A major barrier to whittling this down to a manageable number is that different stakeholders want different information.  Patients and employers want information that can help them make informed decisions about buying insurance and selecting providers; physicians need information that will help them improve the quality of their clinical care; hospitals and health systems are more concerned about measures required for external reporting and accreditation; and finally, policymakers want measures that reflect the state of population health. There’s almost certainly no single, manageable set of quality measures that will satisfy all three audiences.  Nevertheless, if a manageable set of measures can be specified for a given situation, measurement and reporting is relatively direct. 

The fourth dimension of healthcare value—and the one most often overlooked—is the avoidance of low-value care, usually referred to as overutilization or overuse.  These are diagnostic and treatment interventions that provide zero or negligible benefit to patients and potentially exposes them to risk of harm.  Overutilization affects millions of patients at an estimated annual cost of more than $190 billion.  A recent JAMA article identified the widespread use of 26 claims-based low-value services in six categories of care.  Eliminating overuse is the quickest route to improving value in healthcare, yet it’s the most difficult dimension to deal with.  Complex, interrelated factors contribute to overtreatment, including patient expectations, misaligned financial incentives, the practice of defensive medicine and a medical culture prone to do more in the name of “being thorough.” 

 Reduction in overutilization requires the ability to first identify high-value services, and in cases where the provider targets specific patient groups, identify which groups would be eligible for services that might otherwise be low-value to a healthy population.  This in turn raises significant legal and regulatory issues around discriminatory practices. 

Beginning in the mid-1990s, the U.S. began trying to restrict unnecessary treatments through policing by insurers: they could refuse to pay for anything that looked like inappropriate care, whether it was an emergency-room visit, an MRI scan, or an operation. It worked for a while, but eventually a public outcry forced insurers to back off, and the incidence of overuse resumed its climb. 
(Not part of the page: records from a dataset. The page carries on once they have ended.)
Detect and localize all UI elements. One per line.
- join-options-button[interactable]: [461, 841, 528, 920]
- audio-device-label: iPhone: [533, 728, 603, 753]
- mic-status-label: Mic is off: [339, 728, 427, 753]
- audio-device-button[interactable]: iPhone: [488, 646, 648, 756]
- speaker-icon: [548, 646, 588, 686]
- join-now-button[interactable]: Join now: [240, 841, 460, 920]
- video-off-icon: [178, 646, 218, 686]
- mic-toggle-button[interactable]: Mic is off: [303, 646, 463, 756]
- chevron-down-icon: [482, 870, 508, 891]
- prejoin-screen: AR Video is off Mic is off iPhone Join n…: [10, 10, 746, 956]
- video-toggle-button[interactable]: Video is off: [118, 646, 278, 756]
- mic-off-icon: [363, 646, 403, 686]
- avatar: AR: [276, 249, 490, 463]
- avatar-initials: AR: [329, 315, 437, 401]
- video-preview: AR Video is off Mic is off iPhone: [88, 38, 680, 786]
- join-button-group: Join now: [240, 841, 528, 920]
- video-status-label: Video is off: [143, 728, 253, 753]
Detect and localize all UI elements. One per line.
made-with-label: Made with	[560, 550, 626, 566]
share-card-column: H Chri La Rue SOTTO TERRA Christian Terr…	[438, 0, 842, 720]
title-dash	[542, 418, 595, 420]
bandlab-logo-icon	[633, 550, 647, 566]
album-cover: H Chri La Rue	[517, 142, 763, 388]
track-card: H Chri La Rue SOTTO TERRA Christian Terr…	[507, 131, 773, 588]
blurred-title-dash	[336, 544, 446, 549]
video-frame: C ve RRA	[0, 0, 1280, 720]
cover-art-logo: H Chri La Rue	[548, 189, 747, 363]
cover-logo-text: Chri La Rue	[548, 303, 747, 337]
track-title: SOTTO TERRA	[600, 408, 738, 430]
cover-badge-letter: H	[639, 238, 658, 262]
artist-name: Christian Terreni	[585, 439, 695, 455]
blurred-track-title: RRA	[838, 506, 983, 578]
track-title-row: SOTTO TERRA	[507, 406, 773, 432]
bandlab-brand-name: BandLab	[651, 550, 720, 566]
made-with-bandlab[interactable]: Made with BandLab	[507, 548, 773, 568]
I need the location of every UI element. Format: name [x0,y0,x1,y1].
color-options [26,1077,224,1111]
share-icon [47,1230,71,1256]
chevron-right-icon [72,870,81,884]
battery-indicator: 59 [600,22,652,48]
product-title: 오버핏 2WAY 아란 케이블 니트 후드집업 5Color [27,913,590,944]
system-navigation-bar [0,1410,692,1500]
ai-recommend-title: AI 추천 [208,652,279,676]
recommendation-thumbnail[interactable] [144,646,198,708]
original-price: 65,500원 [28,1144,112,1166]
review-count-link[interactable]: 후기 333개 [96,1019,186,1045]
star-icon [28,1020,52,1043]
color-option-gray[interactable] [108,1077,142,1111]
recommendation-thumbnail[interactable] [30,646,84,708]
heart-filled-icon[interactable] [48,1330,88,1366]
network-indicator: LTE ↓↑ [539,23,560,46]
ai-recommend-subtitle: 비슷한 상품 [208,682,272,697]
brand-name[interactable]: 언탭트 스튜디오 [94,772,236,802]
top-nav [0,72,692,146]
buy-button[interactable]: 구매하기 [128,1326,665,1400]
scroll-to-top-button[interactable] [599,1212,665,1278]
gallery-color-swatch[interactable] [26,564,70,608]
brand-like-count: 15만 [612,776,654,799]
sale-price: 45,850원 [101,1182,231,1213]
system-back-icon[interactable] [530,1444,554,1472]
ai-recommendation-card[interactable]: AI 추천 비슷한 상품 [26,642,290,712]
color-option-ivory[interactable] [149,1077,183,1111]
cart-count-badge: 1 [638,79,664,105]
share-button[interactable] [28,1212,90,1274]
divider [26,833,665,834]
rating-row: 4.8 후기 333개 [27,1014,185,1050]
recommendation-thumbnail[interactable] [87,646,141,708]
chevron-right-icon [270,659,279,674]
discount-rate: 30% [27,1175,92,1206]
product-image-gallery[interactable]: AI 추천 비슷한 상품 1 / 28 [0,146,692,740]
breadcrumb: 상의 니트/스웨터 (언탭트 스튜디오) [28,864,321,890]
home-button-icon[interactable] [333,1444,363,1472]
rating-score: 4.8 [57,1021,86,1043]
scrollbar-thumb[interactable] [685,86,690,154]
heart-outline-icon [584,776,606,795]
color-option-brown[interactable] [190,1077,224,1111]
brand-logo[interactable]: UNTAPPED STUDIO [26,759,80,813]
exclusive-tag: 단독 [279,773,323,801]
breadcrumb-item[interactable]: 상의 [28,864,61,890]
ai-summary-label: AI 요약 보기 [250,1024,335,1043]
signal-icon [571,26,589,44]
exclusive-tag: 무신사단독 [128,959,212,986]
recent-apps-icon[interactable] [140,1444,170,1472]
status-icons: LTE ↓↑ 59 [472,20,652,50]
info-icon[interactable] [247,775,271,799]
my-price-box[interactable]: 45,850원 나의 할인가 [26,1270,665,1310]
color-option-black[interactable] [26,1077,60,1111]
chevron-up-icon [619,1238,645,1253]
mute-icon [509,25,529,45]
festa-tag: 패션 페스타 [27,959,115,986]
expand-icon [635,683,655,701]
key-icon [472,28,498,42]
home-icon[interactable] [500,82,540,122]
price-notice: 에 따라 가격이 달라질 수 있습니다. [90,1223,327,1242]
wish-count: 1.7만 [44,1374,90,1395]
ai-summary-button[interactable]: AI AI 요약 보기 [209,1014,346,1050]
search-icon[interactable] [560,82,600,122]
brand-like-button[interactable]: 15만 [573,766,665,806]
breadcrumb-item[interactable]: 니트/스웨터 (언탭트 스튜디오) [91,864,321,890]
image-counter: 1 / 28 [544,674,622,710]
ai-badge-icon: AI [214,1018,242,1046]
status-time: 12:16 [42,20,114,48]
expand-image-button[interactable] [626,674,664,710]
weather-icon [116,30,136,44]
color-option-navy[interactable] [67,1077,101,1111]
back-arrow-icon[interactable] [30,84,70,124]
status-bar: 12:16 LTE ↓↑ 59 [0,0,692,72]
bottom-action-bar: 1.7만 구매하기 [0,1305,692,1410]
Two decades later, some alternative approaches have begun to emerge.  Once strategy is the “Choosing Wisely” campaign, initiated by the American Board of Internal Medicine, designed to facilitate dialogue between patients and physicians about healthcare choices.  Another is the National Physician Alliances project, “Promoting Good Stewardship in Clinical Practice,” which identifies specific steps that primary care providers can take in their practice to promote the more effective use of healthcare resources.  

Because doctors generally know more about the value of a given medical treatment than their patients, the ultimate burden has to fall on providers to limit low-value care.  This will be encouraged by the emergence of alternative value-based payment models, such as bundled payments and population-based reimbursement.  By limiting total reimbursement for a defined episode of care (bundled payment) or the provision of care to a specified population for a defined period of time (shared savings, shared risk, and capitation), providers will be strongly incentivized to limit the provision of low-value care.  The obvious challenge in each of these alternatives to the traditional fee-for-service model, however, is how to balance the incentive for limiting care, albeit low-value care, against the patient’s need for all appropriate care.  How that will ultimately play out in practice is anybody’s guess.